Video games are full of improbably-shaped women wearing even more improbable clothing. I am far from the first to remark on this.

There are lots of reasons to object to this (sexist/idiotic/insulting/not-all-gamers-are-14-year-old-boys, etc.), and a few weak arguments to trot out in defense (it’s just fantasy/people like to look at someone attractive), and I think most gamers largely ignore it.

One of my pet theories about games-as-media is that games can excel in the creation of worlds. Compared to books and movies, games are handicapped when it comes to storytelling (though there’s much ink spilled over the possibility of “emergent stories” in games – I’ll save that topic for another time) and, to a lesser extent, when it comes to character (though I think there is fertile ground to be farmed by games here too), but games have setting pretty much sewn up. In no other media can you inhabit a world like you can in a game. You can’t walk around inside a movie or a book, but for games, plunking you in a world and letting you explore it is just a basic fact. Games have an amazing opportunity to transport the player to fantastic places and let them “live” there. Unfortunately, when you arrive in some new fantastical digital land, the first thing you usually notice is most of the female inhabitants are wearing chain-mail briefs.

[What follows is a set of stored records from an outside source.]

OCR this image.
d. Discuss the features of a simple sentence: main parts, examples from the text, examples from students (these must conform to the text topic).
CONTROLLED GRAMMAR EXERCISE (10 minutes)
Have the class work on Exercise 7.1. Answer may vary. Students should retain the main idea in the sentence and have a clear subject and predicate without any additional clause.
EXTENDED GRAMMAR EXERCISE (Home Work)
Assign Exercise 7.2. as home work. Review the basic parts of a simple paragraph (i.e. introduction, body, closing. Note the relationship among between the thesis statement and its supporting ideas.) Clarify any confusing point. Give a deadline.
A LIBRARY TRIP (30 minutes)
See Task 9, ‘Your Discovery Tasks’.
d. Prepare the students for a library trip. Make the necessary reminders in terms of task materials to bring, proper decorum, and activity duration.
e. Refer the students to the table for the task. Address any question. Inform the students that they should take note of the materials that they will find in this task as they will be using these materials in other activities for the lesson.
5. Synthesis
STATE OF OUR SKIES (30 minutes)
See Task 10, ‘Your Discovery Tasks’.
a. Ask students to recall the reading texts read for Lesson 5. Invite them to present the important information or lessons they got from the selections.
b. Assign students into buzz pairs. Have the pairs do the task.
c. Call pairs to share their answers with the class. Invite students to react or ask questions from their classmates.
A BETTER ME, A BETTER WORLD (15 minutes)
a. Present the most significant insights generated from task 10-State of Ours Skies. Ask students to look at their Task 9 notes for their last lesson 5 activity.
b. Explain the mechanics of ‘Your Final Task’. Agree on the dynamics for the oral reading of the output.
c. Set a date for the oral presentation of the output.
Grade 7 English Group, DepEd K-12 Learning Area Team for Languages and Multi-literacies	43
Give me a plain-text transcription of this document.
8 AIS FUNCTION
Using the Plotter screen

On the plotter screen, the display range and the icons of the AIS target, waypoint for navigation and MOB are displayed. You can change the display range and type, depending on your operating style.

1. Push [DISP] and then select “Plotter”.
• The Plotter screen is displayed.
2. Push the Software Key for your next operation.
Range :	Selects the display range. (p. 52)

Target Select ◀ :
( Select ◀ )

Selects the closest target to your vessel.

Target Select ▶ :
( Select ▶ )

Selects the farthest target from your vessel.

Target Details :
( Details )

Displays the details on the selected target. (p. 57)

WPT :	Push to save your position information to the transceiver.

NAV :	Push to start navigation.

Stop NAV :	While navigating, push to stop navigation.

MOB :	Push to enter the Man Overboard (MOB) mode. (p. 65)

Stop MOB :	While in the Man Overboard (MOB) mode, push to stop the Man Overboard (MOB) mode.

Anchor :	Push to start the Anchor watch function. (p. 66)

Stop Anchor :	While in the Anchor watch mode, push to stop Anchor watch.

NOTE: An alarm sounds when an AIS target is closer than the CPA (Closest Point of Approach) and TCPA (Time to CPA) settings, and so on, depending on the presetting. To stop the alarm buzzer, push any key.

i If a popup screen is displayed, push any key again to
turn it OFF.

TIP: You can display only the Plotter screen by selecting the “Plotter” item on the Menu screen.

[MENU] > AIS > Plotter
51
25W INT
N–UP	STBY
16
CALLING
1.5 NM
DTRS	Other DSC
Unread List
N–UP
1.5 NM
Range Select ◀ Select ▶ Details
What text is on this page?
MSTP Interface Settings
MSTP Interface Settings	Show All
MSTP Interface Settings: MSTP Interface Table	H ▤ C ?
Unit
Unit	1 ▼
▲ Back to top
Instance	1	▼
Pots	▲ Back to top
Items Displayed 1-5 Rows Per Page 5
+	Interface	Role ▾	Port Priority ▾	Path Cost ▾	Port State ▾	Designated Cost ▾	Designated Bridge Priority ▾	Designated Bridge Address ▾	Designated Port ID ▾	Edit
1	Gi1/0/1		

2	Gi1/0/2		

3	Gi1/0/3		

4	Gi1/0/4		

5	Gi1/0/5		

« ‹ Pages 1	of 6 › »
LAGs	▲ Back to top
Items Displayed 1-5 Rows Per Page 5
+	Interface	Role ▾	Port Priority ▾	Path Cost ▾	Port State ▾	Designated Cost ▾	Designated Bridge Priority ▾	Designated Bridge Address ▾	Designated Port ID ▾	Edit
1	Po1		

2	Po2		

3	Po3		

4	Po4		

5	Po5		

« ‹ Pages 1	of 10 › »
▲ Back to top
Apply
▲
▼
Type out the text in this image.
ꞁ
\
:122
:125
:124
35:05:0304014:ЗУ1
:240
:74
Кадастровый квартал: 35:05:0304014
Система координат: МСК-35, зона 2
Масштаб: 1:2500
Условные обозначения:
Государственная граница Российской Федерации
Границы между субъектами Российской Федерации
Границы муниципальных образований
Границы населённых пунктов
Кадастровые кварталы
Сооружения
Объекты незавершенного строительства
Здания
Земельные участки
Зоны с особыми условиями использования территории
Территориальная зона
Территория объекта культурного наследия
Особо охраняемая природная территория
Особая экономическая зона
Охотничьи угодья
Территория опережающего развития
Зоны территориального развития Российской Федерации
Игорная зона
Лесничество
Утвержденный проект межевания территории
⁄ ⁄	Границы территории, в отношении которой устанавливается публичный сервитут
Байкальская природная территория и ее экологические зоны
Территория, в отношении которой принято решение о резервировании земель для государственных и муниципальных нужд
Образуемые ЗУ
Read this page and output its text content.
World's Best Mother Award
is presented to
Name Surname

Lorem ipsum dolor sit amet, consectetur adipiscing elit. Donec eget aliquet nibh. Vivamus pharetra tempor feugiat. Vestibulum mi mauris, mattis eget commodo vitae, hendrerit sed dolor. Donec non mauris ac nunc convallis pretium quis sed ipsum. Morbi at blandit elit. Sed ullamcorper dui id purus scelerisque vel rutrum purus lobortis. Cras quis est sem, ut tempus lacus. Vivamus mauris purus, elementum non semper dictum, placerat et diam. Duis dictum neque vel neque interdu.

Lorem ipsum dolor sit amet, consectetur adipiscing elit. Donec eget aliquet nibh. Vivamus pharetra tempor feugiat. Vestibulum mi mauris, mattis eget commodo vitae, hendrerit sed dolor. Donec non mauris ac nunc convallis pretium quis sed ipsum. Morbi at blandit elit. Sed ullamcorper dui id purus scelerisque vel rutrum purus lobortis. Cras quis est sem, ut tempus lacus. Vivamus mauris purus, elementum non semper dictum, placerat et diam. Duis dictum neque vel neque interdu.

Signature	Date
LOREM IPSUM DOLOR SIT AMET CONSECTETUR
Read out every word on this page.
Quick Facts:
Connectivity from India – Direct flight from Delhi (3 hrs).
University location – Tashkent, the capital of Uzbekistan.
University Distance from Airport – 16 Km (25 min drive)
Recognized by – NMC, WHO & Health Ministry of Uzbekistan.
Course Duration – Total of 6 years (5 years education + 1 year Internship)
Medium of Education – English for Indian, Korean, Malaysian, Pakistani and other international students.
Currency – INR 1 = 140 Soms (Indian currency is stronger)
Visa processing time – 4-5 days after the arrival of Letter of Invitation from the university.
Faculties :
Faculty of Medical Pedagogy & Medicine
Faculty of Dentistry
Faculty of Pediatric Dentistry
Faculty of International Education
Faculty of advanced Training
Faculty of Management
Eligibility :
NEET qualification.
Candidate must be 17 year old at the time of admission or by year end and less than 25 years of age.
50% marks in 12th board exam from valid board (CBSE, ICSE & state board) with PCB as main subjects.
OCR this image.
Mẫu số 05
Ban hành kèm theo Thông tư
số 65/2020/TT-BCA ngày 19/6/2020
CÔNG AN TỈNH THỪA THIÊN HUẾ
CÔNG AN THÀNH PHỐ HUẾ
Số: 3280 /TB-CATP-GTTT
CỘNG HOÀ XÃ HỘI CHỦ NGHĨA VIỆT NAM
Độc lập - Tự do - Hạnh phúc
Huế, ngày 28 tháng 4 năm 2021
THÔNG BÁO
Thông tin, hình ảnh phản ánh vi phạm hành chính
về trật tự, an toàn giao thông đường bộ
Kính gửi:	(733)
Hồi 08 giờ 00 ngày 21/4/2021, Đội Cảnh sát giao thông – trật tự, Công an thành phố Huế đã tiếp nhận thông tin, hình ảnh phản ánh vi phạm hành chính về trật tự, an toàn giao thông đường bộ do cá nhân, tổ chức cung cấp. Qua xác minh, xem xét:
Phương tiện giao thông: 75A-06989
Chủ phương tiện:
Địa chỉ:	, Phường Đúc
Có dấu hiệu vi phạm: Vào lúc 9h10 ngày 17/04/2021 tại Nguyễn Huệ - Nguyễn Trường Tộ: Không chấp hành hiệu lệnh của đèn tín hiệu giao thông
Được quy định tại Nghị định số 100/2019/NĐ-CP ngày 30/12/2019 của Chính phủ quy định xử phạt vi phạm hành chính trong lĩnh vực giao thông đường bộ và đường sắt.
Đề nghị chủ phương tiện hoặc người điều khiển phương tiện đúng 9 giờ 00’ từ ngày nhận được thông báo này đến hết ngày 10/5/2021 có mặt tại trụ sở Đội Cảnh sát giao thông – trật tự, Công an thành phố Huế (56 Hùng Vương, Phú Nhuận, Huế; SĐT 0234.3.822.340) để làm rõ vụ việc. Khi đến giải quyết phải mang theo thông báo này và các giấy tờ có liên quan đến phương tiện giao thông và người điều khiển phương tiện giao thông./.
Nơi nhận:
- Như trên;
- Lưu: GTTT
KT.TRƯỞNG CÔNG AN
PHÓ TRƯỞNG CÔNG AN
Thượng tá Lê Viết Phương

Now, you might say, “But Scrim – living in a fantastical land full of pneumatic women attired in chain links and dental floss sounds like a really really good idea! Sign me up!”. Well, fine. But, as Peter Cook discovered, you can put as many naked ladies in story about coal mining as you want, but it doesn’t necessarily make it a good story.

To an example: I have been playing Heroes of Might and Magic V, a fantasy strategy game. Like most such games, it seeks to create a sweeping, Tolkienesque setting full of melodramatic elves and scheming demons. It does a reasonably good job, most of the time (though not nearly as well as some other games have), but then you run into something like this:

As an aspiring dark-elf warlord, I can fill my armies with such recruits as the “Blood Maiden”, a sword-wielding woman warrior. I think, as a player, the reaction I’m supposed to have when confronted with a cadre of Blood Maidens is “Oh good, boobies!”, but instead I start thinking about what kind of person dresses up in a burlesque outfit and high-heeled boots to go to war. What if we have to fight on rough ground and my poor Blood Maiden twists her ankle? What if we fight in the snow and she gets frostbite? What kind of general am I, not providing my troops with proper combat clothing? It’s as realistic as a coal mine full of exotic dancers, and it breaks the immersion. I’m no longer a dark elf general conquering a real country, but a gamer playing a fairly ridiculous game. The opportunity to draw me in to the setting evaporates.

I’m not asking for much. I don’t mind fantasy, just try to make it somewhat internally consistent and not too laughable. Keep the Blood Maiden and her sisters, but give her some proper kit so she looks like she’s actually a soldier. I don’t mind having attractive women in my game worlds; I’d just like to meet some who look like they might actually live there.

One Response to “Why I Don’t Like Chainmail Underwear”

  1. 27 Nov 2008 at 8:46 pm judith scrimger

    I don’t play games but I understand from reading in old media like the Globe and Mail, that a significant percentage of game players are women in their 30′s and older. Perhaps they aren’t playing the games sporting Blood Maidens but it seems some things never change Women are very adroit at ignoring their own objectification. We buy beauty magazines by the carload…we love to imagine ourselves with real power while still wearing stilettos. The game designers may have 14 year old boys in mind but they also know that many women if they want to play will buy in…it happens in politics, business, academe…the game world isn’t much different.